The people in the village thought Esca to be Murna's man now, but Esca knew that she was still mourning Guern, and would for some time--and he could not say his own heart was free. But they were something of a family, him and Murna and the children, and as the winter months passed he felt something in him begin to heal over, a wound long kept raw.

In spring Murna’s brother inked Esca’s left arm, a band to match his first, but Selgovae patterns, subtly different in their loops and spirals from those Esca had seen on his kinsmen his entire life. The dark circles under Murna’s eyes began to fade and she smiled more often at her children’s play and the tussling of hound puppies in the rushes. The snow melted and the moors awoke with all the sounds of bird and beast.

If Esca sometimes thought of Marcus’s smile, or his hands, or the way he had looked that day in the rain when he freed Esca from his debt, well, that belonged to another life. Esca would have to forget that and be content with this one, this good life with people who respected and loved him, and who saw only Cunoval’s son when they looked on him.

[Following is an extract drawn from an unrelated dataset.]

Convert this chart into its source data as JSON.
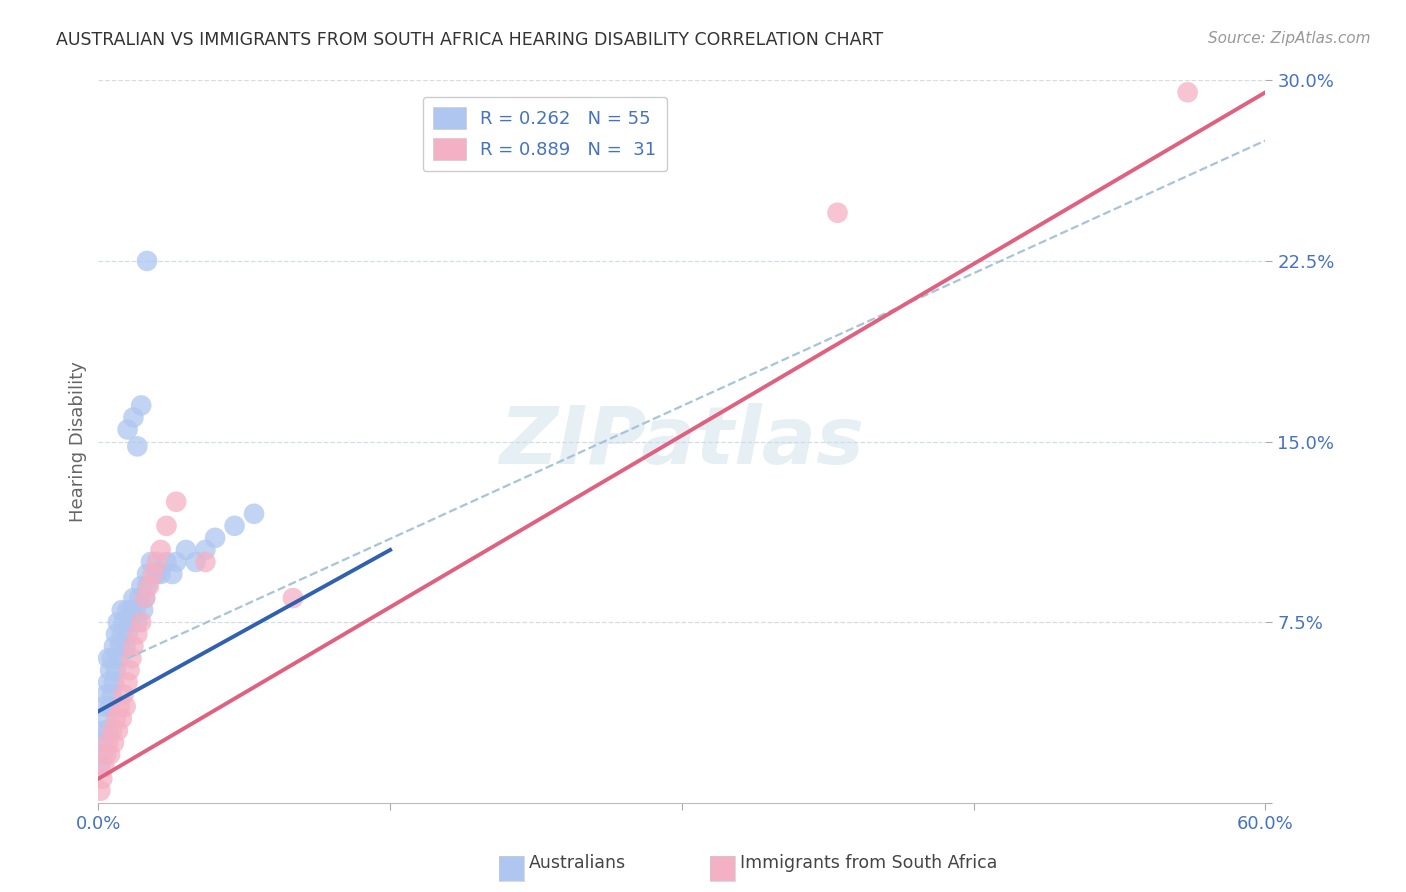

The heather was blooming purple on the moors, the air filled with its honey-scent and the buzz of bees, when the traveler rode up the dirt road to the village. He slid from his horse with some awkwardness, and limped a little when he walked, but Marcus had lost the sallow, strained look he’d carried as long as Esca had known him, and his brow was unwrinkled by the shadow of pain. He wore British clothing, travel-stained braccae and long-sleeved tunic, his cloak clasped with a brooch of Atrebates make, and his smile was hesitant but sweet, as if he was unsure of his welcome.

Esca knew he looked the fool, standing there in the clearing at the center of the village with his mouth half-open in shock, but he did not care, for Marcus was smiling at him. “The sun and moon be on your path,” Marcus said in British, his accent terrible and yet the sweetest thing Esca had heard in months, his hand warm on Esca’s arm. “Well met, Esca son of Cunoval.”

And Esca’s joy was like the rising sun as Marcus’s arms came around him. “Well met,” Esca whispered.